Here is a hint. Write $1=i+j, i\in I, j \in J$, and then, given $([x]_I,[y]_J)$, consider
$$r \;:=\; xj+yi \;=\; x(1-i) + y(1-j).$$
When $n \geq 3$, fix $i$ between $1$ and $n$, and let $u_{i,j} \in (q_i), v_{i,j} \in (q_j)$ such that $u_{i,j} + v_{i,j} = 1$, when $i \neq j$.
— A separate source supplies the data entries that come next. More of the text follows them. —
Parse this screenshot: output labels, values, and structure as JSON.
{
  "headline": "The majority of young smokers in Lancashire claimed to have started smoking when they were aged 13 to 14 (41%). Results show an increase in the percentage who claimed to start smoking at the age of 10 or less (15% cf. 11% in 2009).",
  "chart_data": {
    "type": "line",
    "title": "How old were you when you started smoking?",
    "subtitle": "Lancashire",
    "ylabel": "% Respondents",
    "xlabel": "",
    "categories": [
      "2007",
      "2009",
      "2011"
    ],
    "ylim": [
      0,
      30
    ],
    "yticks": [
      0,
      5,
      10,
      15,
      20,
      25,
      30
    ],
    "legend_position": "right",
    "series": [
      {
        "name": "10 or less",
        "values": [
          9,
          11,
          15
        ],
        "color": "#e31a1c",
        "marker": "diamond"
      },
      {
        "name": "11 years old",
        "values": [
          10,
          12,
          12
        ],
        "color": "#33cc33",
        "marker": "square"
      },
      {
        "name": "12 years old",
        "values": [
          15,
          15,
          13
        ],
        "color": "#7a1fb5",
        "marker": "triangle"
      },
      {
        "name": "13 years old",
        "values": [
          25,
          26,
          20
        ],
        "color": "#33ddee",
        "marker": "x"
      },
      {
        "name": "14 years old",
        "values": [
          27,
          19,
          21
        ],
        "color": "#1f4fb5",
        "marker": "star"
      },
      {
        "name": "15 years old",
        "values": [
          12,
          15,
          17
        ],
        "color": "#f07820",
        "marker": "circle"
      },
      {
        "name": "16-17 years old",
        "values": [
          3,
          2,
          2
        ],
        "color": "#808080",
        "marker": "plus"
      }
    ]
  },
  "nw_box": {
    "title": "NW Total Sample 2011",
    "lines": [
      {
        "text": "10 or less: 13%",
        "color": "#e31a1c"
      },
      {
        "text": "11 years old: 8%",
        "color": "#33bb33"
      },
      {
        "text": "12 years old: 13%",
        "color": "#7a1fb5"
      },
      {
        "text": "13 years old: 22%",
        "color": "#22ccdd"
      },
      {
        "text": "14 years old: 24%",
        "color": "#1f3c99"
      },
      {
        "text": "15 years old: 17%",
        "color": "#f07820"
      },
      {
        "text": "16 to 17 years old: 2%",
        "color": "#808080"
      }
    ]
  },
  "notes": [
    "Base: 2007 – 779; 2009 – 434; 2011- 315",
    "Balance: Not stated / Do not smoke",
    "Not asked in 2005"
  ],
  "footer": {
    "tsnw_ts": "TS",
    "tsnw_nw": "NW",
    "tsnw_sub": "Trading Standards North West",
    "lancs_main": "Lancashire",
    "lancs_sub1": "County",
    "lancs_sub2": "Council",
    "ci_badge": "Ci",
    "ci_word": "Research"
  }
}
Then, given $([x_1]_{(q_1)}, \dots, [x_n]_{(q_n)})$,
you can define
$$r \;:=\;
x_1 a_1 + \dots +
x_n a_n
$$
with $1-a_i \in (q_i)$ such that $a_i \in \bigcap_{j \neq i} (q_j)$, for instance
$$
a_i \;=\; \prod_{j \neq i} v_{i,j}
\;=\; \prod_{j \neq i} (1-u_{i,j})
\;\equiv\; \prod_{j \neq i} 1 \equiv 1 \pmod{(q_i)}
$$
(If $R$ is a PID, then any non-zero prime ideal is maximal, so $(q_i) + (q_j) = R$ as long as $i \neq j$ and the $(q_i)$'s are prime ideals. Therefore you can apply what I've said in the previous paragraph.)